Over the past few days the government has shut down because Congress cannot agree to raise the debt ceiling. This is the technical reason for the shutdown. The real reason is because the ultraconservative Republicans are upset that they have to enact a law that they don’t like.
The Affordable Care Act (ACA), also known as Obamacare, was originally proposed in 2009 and passed by the Senate and House of Representatives. The bill went to the White House where President Barack Obama proudly signed it.
It was challenged by several members of Congress and went to the Supreme Court, where it was deemed constitutional by a 5-4 vote.
These same members of Congress who opposed the law are the ones behind the shutdown, using the budget as a means to bully the rest of Congress to do what they want. If they have legitimate concerns about the law, there are other ways they could have gone about it besides holding the country hostage.
Eighty congressional Republicans signed a letter, started by Mark Meadows of North Carolina, stating their plan to refuse to pass a spending bill unless Obamacare is defunded. This is not a case of Congress having trouble ironing out the details of a bill; this is intentional.
Instead of taking the loss with dignity like adults, these members of Congress are collectively throwing a childlike temper tantrum.
President Obama and the supporters of the ACA should not give any ground to these kinds of tactics. When a child throws a tantrum, you don’t reward them – to do so would set precedence for future groups to use this same tactic. This shutdown is not good for the United States, and it is not an acceptable means of negotiating.
While the stubborn members of Congress sit on their butts, still receiving pay, approximately 800,000 government workers are temporarily out of a job. Many of these people live day-to-day or month-to-month on their paychecks, and now they cannot work and cannot support their families.
Some members of Congress are donating their paychecks to charity, but the park ranger at Yosemite doesn’t have that option.
On Oct. 2, U.S. Rep. Renee Ellmers, R-N.C., said, “I need my paycheck. That’s the bottom line. I understand that there may be some other members who are deferring their paychecks, and I think that’s admirable. I’m not in that position.”

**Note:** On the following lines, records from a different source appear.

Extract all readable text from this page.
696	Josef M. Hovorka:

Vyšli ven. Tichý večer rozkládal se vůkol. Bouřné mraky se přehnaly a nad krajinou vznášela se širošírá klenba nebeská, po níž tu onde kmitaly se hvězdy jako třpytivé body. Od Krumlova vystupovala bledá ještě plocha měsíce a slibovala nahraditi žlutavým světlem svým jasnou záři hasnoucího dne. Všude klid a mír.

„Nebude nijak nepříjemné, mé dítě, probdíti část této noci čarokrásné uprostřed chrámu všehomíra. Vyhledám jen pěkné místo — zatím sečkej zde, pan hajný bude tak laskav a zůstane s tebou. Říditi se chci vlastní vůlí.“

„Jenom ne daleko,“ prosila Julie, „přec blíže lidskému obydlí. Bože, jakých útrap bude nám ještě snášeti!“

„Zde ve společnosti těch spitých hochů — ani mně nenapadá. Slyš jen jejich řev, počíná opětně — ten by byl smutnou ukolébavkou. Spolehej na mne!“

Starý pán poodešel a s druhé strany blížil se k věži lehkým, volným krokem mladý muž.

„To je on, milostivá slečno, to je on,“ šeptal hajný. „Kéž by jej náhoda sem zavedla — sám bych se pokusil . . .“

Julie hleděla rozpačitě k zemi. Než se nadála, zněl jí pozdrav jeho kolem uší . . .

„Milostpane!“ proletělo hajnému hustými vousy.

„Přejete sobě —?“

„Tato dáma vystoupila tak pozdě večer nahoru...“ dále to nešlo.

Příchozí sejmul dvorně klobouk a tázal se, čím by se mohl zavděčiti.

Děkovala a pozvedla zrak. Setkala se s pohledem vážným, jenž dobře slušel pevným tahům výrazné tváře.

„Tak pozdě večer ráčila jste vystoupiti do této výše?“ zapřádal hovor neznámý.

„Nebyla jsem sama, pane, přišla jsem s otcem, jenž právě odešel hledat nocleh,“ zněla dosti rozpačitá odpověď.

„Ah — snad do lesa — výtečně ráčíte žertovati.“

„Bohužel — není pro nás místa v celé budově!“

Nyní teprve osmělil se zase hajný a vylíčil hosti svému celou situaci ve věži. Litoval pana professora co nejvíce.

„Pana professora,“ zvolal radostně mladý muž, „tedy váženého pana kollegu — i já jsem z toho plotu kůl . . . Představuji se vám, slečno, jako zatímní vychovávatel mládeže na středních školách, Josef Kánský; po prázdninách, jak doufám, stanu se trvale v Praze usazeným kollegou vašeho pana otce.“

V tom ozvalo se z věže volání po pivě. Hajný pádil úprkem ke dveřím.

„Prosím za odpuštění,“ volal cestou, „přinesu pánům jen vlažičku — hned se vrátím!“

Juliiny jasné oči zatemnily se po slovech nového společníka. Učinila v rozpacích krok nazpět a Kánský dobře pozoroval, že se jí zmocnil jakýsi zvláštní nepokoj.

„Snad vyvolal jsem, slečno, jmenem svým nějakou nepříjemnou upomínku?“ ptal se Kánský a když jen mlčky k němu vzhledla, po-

Two days later, only after her comments received massive backlash for their hypocrisy, she reversed her position, saying she would decline her $174,000 salary if the shutdown continued.
Similarly, U.S. Rep. Lee Terry, R-Neb., stated he had no plans to decline payment.
“I’ve got a nice house and a kid in college, and I’ll tell you we cannot handle it,” said Terry. “Giving our paycheck away when you still worked and earned it? That’s just not going to fly.”
The government was shut down for five days before the House of Representative passed a bill on Oct. 5 to retroactively pay the furloughed federal employees when the shutdown is over. However, even if the Senate and the president approve it, the pay could still be delayed for some time.
It is clear where their priorities are, and it is not on the welfare of the American people.